Sesunyi Denting yang Memekik Lirih

Utep Sutiana
Chapter #2

Titik Jeda

... mengingkarimu adalah kesalahan

menafikanmu selayaknya kemelut yang tak bisa kuurai

Apa yang harus kulakukan?

bila permintaan maaf dianggap melulu

sebuah pembelaan diri

... Ah!!! 

Sedari tadi Pekik merasa bahwa dirinya sedang melupakan sesuatu. Perihal itu apa, sama sekali ia belum bisa menemukan jawabannya. Pikirannya sedang dilanda kekalutan. Berkas-berkas yang harusnya sore ini sudah selesai, beberapa lembarnya tercecer entah ke mana.
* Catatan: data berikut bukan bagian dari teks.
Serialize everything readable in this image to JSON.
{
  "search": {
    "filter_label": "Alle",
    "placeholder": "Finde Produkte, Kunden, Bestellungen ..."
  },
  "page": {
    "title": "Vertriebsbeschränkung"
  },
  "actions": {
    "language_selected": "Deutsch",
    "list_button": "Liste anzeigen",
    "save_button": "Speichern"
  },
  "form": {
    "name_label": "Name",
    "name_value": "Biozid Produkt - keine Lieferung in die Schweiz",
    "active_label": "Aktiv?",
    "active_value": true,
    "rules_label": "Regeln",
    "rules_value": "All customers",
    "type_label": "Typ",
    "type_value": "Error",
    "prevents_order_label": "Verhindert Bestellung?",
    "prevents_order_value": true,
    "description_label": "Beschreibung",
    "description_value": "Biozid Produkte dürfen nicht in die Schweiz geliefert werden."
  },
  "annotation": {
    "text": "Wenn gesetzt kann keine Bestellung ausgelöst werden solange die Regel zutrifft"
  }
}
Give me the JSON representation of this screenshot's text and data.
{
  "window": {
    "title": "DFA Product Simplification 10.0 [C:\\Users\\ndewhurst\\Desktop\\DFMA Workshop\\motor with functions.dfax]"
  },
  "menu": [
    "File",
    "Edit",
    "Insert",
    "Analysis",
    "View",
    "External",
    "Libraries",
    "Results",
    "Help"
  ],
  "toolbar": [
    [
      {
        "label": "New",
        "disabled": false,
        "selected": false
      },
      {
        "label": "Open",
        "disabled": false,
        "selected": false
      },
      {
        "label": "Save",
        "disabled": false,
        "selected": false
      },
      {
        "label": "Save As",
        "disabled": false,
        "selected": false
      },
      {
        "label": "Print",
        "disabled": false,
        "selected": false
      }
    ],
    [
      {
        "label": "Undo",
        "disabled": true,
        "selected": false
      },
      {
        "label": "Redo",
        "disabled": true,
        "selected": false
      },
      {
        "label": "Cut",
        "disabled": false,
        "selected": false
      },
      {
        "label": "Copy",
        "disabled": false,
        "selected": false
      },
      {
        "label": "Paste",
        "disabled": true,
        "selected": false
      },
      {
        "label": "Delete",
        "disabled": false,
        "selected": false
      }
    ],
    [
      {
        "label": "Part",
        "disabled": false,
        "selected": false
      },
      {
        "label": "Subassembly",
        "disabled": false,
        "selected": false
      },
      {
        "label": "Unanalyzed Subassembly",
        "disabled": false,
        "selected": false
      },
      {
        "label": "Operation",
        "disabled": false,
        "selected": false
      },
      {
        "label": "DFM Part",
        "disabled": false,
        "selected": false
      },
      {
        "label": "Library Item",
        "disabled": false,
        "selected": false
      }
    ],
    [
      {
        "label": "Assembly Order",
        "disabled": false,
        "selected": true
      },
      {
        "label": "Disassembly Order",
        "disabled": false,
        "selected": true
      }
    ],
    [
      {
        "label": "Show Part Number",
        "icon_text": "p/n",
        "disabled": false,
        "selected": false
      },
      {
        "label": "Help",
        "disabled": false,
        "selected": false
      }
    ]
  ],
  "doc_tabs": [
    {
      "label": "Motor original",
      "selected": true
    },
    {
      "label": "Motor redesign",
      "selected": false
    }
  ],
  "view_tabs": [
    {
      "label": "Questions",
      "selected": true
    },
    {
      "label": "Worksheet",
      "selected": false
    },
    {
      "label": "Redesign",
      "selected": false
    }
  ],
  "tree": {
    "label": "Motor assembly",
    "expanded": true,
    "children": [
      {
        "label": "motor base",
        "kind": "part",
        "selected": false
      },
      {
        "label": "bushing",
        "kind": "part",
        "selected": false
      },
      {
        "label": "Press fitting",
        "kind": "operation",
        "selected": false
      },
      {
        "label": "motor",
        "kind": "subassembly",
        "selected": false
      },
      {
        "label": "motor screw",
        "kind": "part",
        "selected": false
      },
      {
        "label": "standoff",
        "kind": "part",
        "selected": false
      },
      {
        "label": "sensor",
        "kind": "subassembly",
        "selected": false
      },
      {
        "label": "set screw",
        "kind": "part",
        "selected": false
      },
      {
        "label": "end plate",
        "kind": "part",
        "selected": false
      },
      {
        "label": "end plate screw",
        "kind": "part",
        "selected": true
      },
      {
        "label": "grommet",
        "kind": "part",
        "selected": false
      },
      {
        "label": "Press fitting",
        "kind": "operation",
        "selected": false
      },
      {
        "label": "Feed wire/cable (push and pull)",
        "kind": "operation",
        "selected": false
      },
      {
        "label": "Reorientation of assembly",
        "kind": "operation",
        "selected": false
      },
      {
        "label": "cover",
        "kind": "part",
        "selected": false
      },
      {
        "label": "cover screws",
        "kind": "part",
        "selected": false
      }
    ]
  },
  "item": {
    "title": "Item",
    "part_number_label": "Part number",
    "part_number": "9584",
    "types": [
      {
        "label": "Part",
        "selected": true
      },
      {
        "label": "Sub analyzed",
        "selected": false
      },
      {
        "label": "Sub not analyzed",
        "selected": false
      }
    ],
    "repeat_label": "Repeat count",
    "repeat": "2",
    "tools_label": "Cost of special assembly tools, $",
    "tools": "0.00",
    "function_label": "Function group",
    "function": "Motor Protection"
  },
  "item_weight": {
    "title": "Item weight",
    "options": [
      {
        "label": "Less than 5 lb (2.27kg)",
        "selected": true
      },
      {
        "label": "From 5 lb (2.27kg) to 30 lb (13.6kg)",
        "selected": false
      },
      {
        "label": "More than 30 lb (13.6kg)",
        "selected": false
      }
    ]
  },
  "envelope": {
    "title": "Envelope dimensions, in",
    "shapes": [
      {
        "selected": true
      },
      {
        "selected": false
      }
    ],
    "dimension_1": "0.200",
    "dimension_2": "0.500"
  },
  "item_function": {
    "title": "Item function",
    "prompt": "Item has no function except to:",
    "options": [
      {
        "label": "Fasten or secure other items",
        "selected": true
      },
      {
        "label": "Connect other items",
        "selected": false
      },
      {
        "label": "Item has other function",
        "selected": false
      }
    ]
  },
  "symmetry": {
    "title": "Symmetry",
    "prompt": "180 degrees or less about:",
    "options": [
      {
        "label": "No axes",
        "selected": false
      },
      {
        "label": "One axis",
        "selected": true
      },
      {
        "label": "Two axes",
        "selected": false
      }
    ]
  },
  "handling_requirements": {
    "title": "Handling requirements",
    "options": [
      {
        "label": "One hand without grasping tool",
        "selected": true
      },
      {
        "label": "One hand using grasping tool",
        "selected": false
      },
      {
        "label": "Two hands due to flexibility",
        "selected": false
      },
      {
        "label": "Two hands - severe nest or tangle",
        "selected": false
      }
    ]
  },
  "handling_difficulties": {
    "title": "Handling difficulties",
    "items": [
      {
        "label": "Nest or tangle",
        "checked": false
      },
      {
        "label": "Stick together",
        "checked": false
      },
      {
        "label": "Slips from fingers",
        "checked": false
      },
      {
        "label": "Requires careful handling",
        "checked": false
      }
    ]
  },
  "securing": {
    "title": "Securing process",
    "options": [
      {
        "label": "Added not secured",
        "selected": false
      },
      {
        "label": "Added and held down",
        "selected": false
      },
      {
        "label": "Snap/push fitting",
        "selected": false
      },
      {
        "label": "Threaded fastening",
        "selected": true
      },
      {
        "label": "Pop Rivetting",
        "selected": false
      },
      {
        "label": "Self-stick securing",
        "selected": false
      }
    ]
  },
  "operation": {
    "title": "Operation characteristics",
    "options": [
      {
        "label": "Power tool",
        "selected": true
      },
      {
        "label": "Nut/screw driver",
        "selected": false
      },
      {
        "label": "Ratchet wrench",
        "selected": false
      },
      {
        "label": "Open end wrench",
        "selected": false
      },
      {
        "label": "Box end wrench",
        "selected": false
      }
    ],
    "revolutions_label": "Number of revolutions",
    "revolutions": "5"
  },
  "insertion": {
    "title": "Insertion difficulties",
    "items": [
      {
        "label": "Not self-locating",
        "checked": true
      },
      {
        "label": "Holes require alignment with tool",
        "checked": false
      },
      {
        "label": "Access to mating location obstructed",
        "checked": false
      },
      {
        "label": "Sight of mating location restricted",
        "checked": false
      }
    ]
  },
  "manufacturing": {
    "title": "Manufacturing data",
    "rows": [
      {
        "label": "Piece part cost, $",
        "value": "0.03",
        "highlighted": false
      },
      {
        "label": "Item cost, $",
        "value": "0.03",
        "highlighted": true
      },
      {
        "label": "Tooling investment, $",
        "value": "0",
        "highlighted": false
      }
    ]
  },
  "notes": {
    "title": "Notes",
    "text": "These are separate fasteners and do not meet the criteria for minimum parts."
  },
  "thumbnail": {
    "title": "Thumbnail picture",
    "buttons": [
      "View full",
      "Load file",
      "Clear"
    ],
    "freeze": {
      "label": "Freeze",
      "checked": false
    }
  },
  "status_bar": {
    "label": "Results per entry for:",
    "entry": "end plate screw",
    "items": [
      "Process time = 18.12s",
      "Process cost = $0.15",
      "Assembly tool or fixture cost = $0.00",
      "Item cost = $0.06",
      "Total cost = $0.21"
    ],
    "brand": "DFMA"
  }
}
Pekik panik, ia tak mungkin mengetik ulang berkas yang sudah jadi itu dengan isi yang ia takutkan tidak sesuai seperti ketikan sebelumnya. Ini sangat menguras otaknya untuk mengingat.

Sedari tadi ia tidak ke mana-mana kecuali menerima telepon dari Sunyi, kekasihnya itu. Bahkan ia melupakan perihal apa yang dikatakan kekasihnya itu setelahnya. Fokusnya sedang tertuju pada presentasi penting esok harinya. Jadi, mustahil ia membawa sebagian lembar berkas itu keluar dari kamarnya.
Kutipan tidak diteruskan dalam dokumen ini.